Tubergen’s Scarlet (Madame Dubarry): crimson-lake with dark stems. Medium-sized, elegant truss. Can be forced at the end of January and is very long-lasting.

White, Yellow, Mauve and Purple:

Laura: soft lilac. Can be forced in January.

U Innocence: pure white. Can be forced in early January.

Purple King: deep mauve-purple. Can be forced in February.

Tellowhammer: although there is no yellow hyacinth with the depth of colour found in roses like Buccaneer, Lydia or Spek’s Yellow, this variety is a pleasing primrose-yellow, making a short, sturdy spike; it may be forced at the end of January.

Roman Hyacinths:

These are available in blue, pink and white with slender, more graceful spikes of bloom and, of course, smaller bells. They are only used for forcing and should be planted in late August or early September. With successional plantings blooms may be had from late November until the end of the winter. They may be planted closer than the ordinary large-flowered hyacinths, 5 or 6 Romans occupying the same space as, say, 3 of the former.

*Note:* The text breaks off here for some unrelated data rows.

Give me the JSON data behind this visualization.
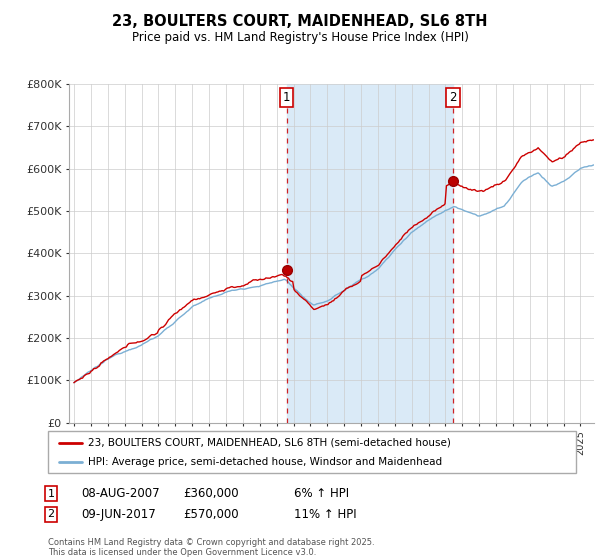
{
  "title": "23, BOULTERS COURT, MAIDENHEAD, SL6 8TH",
  "subtitle": "Price paid vs. HM Land Registry's House Price Index (HPI)",
  "legend_line1": "23, BOULTERS COURT, MAIDENHEAD, SL6 8TH (semi-detached house)",
  "legend_line2": "HPI: Average price, semi-detached house, Windsor and Maidenhead",
  "footnote": "Contains HM Land Registry data © Crown copyright and database right 2025.\nThis data is licensed under the Open Government Licence v3.0.",
  "annotation1_date": "08-AUG-2007",
  "annotation1_price": "£360,000",
  "annotation1_hpi": "6% ↑ HPI",
  "annotation2_date": "09-JUN-2017",
  "annotation2_price": "£570,000",
  "annotation2_hpi": "11% ↑ HPI",
  "price_color": "#cc0000",
  "hpi_color": "#7bafd4",
  "shade_color": "#daeaf7",
  "ylim_max": 800000,
  "yticks": [
    0,
    100000,
    200000,
    300000,
    400000,
    500000,
    600000,
    700000,
    800000
  ],
  "ytick_labels": [
    "£0",
    "£100K",
    "£200K",
    "£300K",
    "£400K",
    "£500K",
    "£600K",
    "£700K",
    "£800K"
  ],
  "sale1_year": 2007.59,
  "sale1_price": 360000,
  "sale2_year": 2017.44,
  "sale2_price": 570000
}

The variety Borah bears several graceful stems on one bulb, the flowers being a clear porcelain-blue. It is grown in bowls or pots to bloom in late January. The Cynthella hyacinths can be grown either outdoors or in pots, bowls, shallow pans, small wooden boxes etc. Also known as Dutch Roman or miniature hyacinths, they are best planted only 4 in. apart.

The old-fashioned practice of growing hyacinths in special glasses is still popular. Only top-size bulbs are used. Fill the glass with rain-water, the bulb being inserted above the water level. Put a few pieces of charcoal in the water to keep it sweet. The glass should be left in a cool, dark room, cupboard or cellar, until the shoots are about 3 inches high and then brought gradually to full light. Top up the water from time to time as necessary.

Hyacinthus azureus (Muscari azureum) is an excellent subject for rockeries and edgings. It bears short spikes of bright blue bells in March on a plant 8 in. tall and is quite hardy. The white form is equally lovely.

H. amethys-tinus is another rock garden species which bears loosely-arranged flowers on nodding 6 in. stems in May. They are a rich amethyst-blue. A cool corner is advisable.